Howie Manchester, a marine biologist with the federal Department of Fisheries and Oceans , at the Okisollo salmon farm, near Campbell River, British Columbia.

It also acknowledges the widespread distrust of fish farming, but concludes that the risks of marine finfish aquaculture can be mitigated and that this industry has the potential to make a significant contribution. to the sustainable prosperity of Nova Scotia.

The Progressive Conservatives pledged to implement coastal mapping for aquaculture during the 2021 election campaign.

Assessment is conducted by the Marine Applied Research Center, an independent division of the provincial government.

The coastal classification project, which began this year, has a budget of $3.65 million and is expected to last three years.

Steve Craig, Nova Scotia Minister of Fisheries and Aquaculture.

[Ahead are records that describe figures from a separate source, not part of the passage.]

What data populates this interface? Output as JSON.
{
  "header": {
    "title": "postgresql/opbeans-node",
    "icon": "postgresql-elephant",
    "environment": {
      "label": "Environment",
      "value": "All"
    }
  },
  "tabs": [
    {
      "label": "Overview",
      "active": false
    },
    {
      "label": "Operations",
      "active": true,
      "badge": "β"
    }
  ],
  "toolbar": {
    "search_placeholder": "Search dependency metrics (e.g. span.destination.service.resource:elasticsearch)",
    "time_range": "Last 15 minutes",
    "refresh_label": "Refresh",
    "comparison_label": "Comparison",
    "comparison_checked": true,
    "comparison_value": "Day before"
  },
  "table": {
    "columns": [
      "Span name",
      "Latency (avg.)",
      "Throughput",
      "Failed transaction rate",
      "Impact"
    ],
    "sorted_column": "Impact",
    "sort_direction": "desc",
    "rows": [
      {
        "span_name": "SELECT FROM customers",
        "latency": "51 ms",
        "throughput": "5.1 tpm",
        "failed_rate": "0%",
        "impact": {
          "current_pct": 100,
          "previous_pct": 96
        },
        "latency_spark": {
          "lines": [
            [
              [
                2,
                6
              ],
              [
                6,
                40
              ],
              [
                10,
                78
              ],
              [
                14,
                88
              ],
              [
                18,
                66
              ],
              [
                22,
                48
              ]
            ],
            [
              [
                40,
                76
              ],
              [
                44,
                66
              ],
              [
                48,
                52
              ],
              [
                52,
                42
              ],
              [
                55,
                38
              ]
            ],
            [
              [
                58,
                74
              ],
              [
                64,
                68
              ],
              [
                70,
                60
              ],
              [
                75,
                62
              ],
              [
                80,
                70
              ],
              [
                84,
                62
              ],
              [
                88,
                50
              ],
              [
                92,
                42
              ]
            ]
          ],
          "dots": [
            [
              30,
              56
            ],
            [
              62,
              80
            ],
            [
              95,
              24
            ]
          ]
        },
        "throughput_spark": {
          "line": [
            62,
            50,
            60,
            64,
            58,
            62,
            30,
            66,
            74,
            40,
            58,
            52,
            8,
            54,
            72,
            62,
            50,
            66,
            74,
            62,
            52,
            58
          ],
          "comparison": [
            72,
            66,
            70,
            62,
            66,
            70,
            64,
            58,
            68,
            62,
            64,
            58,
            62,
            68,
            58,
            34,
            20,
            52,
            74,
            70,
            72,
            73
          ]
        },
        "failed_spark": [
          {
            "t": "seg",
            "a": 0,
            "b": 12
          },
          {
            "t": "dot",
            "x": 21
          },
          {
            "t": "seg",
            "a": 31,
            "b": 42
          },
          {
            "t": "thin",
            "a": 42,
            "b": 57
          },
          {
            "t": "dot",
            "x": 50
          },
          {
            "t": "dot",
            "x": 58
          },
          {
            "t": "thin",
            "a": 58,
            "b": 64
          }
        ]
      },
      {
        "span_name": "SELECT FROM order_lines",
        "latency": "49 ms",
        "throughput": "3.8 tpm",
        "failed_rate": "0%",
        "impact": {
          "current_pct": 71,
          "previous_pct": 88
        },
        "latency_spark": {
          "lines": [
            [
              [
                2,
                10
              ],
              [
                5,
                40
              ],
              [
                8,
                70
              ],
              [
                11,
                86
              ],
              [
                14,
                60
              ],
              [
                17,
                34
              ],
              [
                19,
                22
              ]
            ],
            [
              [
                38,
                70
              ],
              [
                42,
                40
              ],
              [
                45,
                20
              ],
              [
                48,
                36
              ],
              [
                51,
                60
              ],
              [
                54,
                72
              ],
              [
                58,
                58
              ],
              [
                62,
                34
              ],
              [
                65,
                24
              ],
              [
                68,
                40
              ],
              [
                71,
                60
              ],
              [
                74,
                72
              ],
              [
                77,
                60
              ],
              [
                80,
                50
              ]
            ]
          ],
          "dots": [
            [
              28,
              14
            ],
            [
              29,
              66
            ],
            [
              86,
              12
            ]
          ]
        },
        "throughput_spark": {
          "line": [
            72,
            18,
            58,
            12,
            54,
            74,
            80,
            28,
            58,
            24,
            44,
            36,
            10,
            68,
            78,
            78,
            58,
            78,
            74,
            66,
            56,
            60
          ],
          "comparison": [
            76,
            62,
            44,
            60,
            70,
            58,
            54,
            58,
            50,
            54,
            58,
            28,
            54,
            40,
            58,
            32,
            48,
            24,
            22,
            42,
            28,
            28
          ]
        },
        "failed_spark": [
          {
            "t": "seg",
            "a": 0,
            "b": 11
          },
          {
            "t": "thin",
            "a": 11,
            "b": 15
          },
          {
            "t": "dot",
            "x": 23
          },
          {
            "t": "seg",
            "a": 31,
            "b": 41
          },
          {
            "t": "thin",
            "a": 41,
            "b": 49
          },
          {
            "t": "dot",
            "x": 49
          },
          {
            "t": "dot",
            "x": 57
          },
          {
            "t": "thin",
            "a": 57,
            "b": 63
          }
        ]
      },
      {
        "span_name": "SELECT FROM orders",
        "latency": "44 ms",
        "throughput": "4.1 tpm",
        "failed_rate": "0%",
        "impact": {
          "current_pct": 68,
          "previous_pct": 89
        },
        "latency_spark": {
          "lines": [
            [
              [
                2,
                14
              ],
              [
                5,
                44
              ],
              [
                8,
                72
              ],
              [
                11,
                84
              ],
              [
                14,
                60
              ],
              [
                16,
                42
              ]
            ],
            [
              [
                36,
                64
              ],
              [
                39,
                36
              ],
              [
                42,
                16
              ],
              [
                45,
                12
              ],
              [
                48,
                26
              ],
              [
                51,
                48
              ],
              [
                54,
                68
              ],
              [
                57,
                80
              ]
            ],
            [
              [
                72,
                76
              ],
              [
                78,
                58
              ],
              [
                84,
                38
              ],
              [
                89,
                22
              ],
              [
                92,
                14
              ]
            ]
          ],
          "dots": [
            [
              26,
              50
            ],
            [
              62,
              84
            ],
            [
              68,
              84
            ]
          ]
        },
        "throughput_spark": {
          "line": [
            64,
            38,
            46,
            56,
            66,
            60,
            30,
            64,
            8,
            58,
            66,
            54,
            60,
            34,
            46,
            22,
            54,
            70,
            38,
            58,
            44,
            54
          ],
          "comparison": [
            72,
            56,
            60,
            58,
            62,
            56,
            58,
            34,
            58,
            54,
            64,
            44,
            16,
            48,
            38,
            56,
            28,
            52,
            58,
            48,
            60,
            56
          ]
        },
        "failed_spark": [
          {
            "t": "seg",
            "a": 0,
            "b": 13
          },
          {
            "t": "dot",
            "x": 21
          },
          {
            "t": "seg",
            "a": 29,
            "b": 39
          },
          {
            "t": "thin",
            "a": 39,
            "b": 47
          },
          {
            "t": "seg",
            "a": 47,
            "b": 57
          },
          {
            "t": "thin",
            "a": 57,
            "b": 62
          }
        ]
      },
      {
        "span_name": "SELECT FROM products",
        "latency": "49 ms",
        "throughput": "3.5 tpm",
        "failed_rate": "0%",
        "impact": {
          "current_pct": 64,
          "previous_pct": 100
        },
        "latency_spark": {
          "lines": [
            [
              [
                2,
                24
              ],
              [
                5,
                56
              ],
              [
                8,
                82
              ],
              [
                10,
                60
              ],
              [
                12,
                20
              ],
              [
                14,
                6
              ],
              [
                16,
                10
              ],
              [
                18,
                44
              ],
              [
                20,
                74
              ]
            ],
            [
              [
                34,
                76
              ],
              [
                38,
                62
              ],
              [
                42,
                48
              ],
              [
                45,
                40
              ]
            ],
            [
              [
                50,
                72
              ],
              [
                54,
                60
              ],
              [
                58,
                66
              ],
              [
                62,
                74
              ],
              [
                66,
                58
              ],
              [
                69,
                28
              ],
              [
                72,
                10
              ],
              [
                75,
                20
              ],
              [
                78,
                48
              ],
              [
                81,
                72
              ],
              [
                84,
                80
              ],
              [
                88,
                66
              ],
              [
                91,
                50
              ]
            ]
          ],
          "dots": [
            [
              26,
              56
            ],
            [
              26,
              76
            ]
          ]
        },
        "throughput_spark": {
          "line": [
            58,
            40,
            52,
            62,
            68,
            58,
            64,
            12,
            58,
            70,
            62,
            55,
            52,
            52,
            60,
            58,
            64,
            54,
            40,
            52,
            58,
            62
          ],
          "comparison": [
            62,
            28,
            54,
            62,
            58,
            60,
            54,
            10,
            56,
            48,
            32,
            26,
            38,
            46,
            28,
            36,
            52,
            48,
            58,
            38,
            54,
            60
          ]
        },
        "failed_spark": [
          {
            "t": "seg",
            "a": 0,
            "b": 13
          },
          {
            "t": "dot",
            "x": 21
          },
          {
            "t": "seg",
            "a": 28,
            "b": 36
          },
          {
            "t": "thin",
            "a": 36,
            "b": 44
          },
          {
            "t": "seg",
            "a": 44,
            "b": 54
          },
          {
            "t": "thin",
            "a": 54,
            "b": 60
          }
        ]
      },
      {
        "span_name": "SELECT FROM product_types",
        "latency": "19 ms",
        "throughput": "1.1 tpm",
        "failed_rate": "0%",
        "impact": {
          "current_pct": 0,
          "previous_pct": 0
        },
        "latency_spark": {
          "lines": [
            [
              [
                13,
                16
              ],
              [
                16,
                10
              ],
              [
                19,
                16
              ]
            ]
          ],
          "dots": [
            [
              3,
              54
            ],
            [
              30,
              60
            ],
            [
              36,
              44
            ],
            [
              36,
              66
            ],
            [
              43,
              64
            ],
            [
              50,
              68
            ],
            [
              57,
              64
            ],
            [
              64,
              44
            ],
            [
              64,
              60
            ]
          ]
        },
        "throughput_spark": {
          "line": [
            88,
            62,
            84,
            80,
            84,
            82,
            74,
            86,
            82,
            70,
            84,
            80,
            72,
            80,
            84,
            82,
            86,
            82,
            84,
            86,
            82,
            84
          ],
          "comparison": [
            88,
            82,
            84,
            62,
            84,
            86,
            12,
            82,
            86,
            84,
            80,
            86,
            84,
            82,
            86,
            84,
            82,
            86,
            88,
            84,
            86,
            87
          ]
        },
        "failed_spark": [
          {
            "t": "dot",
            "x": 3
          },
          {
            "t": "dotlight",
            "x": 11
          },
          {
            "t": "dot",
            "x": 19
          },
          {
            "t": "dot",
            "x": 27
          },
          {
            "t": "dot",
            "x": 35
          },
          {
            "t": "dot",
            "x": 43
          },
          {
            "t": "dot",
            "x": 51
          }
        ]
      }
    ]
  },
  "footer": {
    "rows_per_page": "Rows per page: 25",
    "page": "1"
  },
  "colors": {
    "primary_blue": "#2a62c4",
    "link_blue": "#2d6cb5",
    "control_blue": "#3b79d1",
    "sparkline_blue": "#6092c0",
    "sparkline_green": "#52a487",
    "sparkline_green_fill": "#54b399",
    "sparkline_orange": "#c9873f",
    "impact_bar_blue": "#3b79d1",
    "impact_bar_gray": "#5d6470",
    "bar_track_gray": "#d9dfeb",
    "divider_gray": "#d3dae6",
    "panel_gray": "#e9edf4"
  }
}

The goal is to provide a detailed map of areas that are scientifically suitable for open-net enclosures. Minister Steve Craig sees it as a support tool to help adjudicate claims.

We have 13,000 kilometers of coastline in Nova Scotia, he says. I would be surprised if there were a thousand of them suitable for marine fish environments. I don't know what that number is, but I think we can get a better idea.

Fish farm applications already in progress follow the existing process.

They have the right to go through the system to the Agriculture Review Board for a decision, says Nova Scotia's Minister of Fisheries and Aquaculture. /p>

Where I have full latitude is to allow people to participate and offer a rental option, and I don't #x27;have authorized none of these options.

The Province established the Independent Review Panel in 2015 and has so far only made two decisions.

A spokesperson for Cooke Aquaculture, the only open-net pen salmon farm operator in Nova Scotia, says the process is incredibly slow.

Workers at Cooke Aquaculture near Blacks Harbor in New Brunswick on July 13, 2017.

Cooke has several years of requests to expand existing fish farms and is awaiting hearings before the Aquaculture Review Board.

It is concerning that there has been essentially very little growth in the industry in Nova Scotia from the perspective of seafood development in the aquaculture industry for crustaceans and finfish, says company spokesperson Joel Richardson. /p>

It adds that Cooke planned to spend $122 million to modernize its operations in Nova Scotia over the next five years.

L&#x27 The company has open net pen salmon farms just outside Halifax, at Saddle Island along the south shore and around Halifax Bay. e Fundy in the Digby area.